In January 2000, the (then new) Smithsonian Secretary established priorities for the future of the Institution as a whole, including the renovation of its oldest facilities. The 100-year-old National Zoo was placed at the top of the list for physical renewal. As a science unit of the Smithsonian, the Zoo was also charged with defining its areas of scientific expertise, both in Washington and at the Conservation and Research Center in Front Royal. At the same time, the search for a new zoo director was launched. In June 2000, the zoo’s head of animal health (the author) was selected for this tremendous, but challenging, position.
To use the veterinary analogy, this position required a full year to assess and prioritize the problems (failing facilities, outdated financial systems, limited financial resources) and to begin to map out potential solutions.
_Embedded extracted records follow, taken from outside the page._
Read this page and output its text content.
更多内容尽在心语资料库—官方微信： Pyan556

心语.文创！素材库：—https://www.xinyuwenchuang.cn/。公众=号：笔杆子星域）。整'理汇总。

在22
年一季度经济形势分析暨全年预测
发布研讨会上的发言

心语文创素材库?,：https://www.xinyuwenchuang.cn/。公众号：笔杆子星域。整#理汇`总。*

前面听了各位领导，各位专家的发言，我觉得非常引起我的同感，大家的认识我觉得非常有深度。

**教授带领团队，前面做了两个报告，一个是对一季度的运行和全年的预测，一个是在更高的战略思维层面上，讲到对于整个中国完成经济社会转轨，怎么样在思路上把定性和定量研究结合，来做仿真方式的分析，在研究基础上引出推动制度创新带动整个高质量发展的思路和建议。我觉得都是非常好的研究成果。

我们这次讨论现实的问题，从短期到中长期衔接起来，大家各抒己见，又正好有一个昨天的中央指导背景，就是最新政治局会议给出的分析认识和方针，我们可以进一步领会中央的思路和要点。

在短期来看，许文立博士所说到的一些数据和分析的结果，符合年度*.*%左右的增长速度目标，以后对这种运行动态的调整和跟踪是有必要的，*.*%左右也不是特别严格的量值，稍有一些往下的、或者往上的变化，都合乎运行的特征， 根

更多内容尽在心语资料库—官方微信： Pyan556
In June 2001 we established a new mission statement: to study, celebrate, and protect the diversity of animals and their habitats. We described our vision for the future: to transform the zoo’s various animal collections, exhibits, education, and research activities into a select group of “animal programs” by integrating each element into a more focused and exciting zoo experience. And we mapped out a plan to renew our role as a leading center for zoo animal care and medicine, reproductive science, conservation biology research, and public outreach.
The following year, travel to other zoos and formal training (media and donor relations) were extremely helpful. Solutions to problems were refined, and we began to execute plans (including raising funds both public and private). During the current year, strategic planning (organization wide) and executive coaching will be important additions as we continue our efforts to renew the Zoo with a focus on science. The future promises a steady flow of problems to solve, new challenges to meet, and new skills to master.